I'm kinda spamming the check-in thread about my sister, so I apologize for that. I'll just keep my sister's crap in this thread.
Basically, she triggers me. She is manipulative and probably has BPD, but of course "everyone else is the problem," not her. It's "everyone else's fault," never her fault. "Everyone else" needs a therapist. (And yes, she has literally told specific people, like my dad, that they need a therapist for their "problems," which are actually problems caused her HER own problems.)
She tries to guilt trip people all the time as a manipulation tactic to get people to do what she wants. She'll say sh_t like, "You don't love me!" or, "Why don't you care about me?" over simple things like not wanting to go to the store with her. *eye roll*
She plans everything at the last minute and gets mad when no one has time for her. If she gave people advance notice, then maybe people would have time for her??? Then she tries to change people's plans when they say they're busy. For example, "Why don't you want to go to the store with me? It takes like 2 hours. Do you not love me anymore? You obviously have favorite people in your life, and I'm obviously not one of them." WTF.
Sometimes she fake cries, too. She'll start whining and sobbing. Crocodile tears. Yet another manipulation tactic.
My mom is her enabler. She gives her money and all sorts of crap, and she gives in. In fact, apparently my sister is squirreling away $14,000 in her bank account and never told anybody about it except my mom, yet she goes around telling people she doesn't have money and needs money for sh_t. What a liar. She just likes to spend other people's money on sh_t like $400 Gucci belts. I thought she was wasting her own money this whole time, but nope, my mom was giving her money for that crap.
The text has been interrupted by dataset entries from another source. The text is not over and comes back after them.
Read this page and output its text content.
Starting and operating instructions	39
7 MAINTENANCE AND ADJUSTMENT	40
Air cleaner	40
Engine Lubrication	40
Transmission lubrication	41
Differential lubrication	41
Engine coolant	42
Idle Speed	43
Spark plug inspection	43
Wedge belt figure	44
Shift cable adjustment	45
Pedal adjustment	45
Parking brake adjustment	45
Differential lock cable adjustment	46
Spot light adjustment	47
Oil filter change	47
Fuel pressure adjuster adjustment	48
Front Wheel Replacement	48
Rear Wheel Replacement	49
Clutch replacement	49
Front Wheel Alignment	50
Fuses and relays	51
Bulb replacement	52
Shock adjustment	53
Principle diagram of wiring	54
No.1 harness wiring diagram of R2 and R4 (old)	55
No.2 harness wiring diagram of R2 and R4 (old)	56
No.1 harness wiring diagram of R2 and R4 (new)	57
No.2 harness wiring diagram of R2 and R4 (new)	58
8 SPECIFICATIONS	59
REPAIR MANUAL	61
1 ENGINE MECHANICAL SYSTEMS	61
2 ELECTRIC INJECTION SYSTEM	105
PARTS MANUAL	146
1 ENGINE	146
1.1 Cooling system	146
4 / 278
She just agitates me and I'm at my breaking point. My dad doesn't help the situation, either. He gets into fights with my sister (because she picks fights with him), and then they both call me separately telling me why the other is ridiculous and why I should take their side of the story instead of the other. It stresses me out.
Even when I am nice to my sister, she still treats me like dogshit. She b_tches about everything I do when I am trying to be supportive of her. It's like walking on eggshells.